Why it makes sense: Stop me if you're heard this one before, but Harbaugh knows someone in the Raiders organization. Guy named Al Davis. I think he runs the place. Harbaugh was a Raiders offensive assistant in 2002-03 under head coach Bill Callahan, and he and Davis have remained friends. Davis certainly is intrigued by Harbaugh's coaching work at Stanford, in his proverbial bay area backyard. Sources say one reason Davis moved so uncharacteristically quick in letting go of head coach Tom Cable this week was because he thinks he has a legitimate shot of enticing Harbaugh to Oakland.
Why it may not work: It's our considered opinion that Davis is delusional if he thinks he's going to talk Harbaugh into the Raiders job, which isn't exactly the league's plum assignment in terms of working environment and hands-off ownership. The chances are greater that Harbaugh sees the Raiders' interest as a way of leveraging his best possible deal out of the cross-bay 49ers, because we all know how much Davis likes losing any battle to the folks in San Francisco.

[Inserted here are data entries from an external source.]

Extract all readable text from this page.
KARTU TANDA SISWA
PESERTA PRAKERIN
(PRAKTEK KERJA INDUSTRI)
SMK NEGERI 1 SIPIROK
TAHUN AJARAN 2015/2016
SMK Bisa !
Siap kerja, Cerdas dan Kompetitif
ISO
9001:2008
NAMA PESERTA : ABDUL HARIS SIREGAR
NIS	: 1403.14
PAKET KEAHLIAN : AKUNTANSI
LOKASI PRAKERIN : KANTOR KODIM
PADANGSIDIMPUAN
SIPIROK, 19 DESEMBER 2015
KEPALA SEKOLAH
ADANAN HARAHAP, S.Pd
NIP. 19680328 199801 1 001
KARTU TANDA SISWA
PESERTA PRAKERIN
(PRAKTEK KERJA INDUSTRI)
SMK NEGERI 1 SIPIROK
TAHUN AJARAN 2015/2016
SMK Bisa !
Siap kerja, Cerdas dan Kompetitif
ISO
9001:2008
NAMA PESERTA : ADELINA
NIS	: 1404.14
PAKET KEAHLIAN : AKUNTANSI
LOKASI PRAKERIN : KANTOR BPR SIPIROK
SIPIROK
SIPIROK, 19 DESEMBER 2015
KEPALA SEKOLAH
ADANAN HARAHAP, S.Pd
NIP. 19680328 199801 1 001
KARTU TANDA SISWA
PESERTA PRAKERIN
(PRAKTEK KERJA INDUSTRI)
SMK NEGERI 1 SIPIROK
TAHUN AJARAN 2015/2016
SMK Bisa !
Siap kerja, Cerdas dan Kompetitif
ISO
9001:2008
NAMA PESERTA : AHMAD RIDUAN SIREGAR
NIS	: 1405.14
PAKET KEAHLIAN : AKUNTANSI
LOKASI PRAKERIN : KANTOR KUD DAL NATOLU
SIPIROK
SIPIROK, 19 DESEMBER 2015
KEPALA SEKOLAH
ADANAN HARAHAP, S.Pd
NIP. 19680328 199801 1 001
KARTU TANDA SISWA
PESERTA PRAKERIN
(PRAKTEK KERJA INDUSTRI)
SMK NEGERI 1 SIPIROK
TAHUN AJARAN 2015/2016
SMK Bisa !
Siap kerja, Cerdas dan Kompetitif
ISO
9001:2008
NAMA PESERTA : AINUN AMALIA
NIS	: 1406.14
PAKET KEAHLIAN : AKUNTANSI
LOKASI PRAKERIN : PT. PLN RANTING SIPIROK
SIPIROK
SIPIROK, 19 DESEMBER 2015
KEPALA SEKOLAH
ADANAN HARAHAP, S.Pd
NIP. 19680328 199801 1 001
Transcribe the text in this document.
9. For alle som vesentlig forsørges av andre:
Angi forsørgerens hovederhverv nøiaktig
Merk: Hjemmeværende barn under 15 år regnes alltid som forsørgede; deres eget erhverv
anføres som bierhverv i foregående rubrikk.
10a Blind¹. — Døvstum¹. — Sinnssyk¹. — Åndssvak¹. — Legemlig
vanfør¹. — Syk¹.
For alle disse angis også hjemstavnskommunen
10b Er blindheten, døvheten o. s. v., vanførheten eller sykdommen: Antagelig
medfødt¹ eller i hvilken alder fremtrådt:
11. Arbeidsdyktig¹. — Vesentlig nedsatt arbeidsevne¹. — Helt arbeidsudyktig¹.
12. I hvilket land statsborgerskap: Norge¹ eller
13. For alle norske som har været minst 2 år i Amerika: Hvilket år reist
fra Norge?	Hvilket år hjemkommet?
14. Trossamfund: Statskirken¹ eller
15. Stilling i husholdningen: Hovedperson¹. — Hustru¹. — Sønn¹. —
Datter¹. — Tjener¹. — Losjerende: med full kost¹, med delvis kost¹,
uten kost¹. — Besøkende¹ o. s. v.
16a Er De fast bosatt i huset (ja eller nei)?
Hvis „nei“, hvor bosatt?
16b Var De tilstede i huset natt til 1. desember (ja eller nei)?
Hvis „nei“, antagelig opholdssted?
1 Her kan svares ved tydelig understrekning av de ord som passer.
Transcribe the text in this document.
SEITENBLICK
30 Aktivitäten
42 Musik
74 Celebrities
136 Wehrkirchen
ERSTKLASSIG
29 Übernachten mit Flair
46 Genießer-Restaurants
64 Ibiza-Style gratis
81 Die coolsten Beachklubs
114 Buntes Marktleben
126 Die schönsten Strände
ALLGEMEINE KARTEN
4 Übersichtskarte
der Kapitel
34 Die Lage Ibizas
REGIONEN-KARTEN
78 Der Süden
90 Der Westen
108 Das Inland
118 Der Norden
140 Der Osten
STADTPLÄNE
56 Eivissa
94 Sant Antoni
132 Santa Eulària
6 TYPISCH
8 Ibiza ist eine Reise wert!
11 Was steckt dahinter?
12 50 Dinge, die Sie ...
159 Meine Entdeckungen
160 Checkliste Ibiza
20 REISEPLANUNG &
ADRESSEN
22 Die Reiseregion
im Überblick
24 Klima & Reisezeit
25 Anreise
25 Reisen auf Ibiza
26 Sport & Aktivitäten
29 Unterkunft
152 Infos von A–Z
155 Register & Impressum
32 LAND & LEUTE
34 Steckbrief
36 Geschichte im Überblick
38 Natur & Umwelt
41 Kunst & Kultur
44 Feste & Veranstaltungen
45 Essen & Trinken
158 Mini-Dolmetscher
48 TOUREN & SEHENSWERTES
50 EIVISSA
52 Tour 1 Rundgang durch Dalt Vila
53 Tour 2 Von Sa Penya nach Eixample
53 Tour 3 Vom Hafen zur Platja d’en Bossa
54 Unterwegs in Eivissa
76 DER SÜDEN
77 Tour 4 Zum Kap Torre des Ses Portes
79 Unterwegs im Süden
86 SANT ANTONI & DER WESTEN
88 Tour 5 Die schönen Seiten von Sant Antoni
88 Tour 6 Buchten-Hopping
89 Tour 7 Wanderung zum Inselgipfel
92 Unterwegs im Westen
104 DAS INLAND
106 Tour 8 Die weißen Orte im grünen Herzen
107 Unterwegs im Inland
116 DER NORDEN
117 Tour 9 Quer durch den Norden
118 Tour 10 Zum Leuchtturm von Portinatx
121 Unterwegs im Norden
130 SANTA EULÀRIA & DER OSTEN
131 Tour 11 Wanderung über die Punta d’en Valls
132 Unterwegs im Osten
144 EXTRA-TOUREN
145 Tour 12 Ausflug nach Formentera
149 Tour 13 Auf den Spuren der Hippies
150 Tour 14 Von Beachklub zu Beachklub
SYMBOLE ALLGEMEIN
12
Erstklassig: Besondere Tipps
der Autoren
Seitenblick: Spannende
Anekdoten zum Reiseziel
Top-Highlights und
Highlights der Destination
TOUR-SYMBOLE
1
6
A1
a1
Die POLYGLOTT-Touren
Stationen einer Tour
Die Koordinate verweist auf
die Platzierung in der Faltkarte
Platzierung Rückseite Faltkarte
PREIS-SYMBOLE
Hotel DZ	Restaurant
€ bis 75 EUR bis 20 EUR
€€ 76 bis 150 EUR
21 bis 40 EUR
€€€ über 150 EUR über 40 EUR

And did we mention the Raiders aren't known for paying head coaches even a fraction of the money Harbaugh is said to be seeking?
Why it makes sense: We're going to keep this one short and sweet. The Panthers currently own the No. 1 pick in April's NFL Draft. They need a quarterback. Stanford's Andrew Luck plays quarterback. If Harbaugh goes to Carolina, and Luck declares for the draft, Luck could keep playing for Harbaugh, the coach who helped make him No. 1 overall pick material.
Why it may not work: Panthers owner Jerry Richardson went into a serious cost-cutting mode this year and suffered through a 2-14 season in part because he felt like he was paying John Fox and his coaching staff too much money. Richardson is not about to make that mistake again. Fox was not brought back and Carolina is looking to hire a young, hungry NFL coordinator who will work relatively cheap in return for his first head coaching opportunity.
Does that sound like Harbaugh to you? Me neither. So even if the Panthers do draft Stanford's quarterback, they're out of luck in the Harbaugh derby (pun intended).